Humans hate punishment. That is something that we can all say, especially when we’re faced with detention or getting grounded, or even facing the potential of losing our jobs. But most countries’ codes of conduct demand repercussions for one’s bad behavior. People that are put on death row have not committed petty theft or breaking. Crimes punishable by the death penalty have caused unnecessary and even wanton destruction and pain to many people’s lives. They are crimes like mass murder (genocide) or terrorism. Society’s norms demand that we give justice where it is duly deserved.
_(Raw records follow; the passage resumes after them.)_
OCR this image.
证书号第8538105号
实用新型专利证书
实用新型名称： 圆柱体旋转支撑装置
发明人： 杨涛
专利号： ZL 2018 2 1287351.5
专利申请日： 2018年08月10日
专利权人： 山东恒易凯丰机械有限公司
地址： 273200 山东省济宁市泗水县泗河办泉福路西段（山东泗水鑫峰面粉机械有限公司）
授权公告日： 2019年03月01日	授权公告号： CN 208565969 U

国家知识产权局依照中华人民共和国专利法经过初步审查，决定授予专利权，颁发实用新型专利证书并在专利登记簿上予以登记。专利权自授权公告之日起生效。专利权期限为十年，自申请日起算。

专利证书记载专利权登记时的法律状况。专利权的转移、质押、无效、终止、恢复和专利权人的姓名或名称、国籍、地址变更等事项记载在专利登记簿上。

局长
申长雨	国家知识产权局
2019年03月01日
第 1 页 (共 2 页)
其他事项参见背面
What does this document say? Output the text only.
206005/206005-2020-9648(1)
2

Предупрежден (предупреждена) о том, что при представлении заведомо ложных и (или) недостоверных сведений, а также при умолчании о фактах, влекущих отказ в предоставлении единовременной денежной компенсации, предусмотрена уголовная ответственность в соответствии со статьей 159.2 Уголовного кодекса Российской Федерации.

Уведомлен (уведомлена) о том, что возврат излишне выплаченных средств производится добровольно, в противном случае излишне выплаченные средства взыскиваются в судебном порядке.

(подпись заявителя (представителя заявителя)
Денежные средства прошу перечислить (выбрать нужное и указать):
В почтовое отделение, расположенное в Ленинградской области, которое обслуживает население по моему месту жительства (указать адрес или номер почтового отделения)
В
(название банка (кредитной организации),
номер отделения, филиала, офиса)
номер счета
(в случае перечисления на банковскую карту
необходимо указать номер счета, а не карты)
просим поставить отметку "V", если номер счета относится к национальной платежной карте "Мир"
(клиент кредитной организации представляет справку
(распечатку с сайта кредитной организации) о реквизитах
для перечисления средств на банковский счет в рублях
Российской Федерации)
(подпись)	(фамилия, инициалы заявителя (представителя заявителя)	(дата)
That means keeping the death penalty. The Justice system is not just looking out for the good of society but also for the good of the person condemned. It also works as a motivator for people to not commit the same crimes. “…other recent investigations using a variety of samples and statistical methods consistently demonstrate a strong link between executions and reduced murder rates…in short, capital punishment does save lives!”. If there are fewer people inclined to commit mass murders, one can generally state that this world is a better place for people to raise their children in. Standing by the death penalty is one way to make sure that this society stays safe, and that we do not allow people to get away with murder, violence, or terrorism.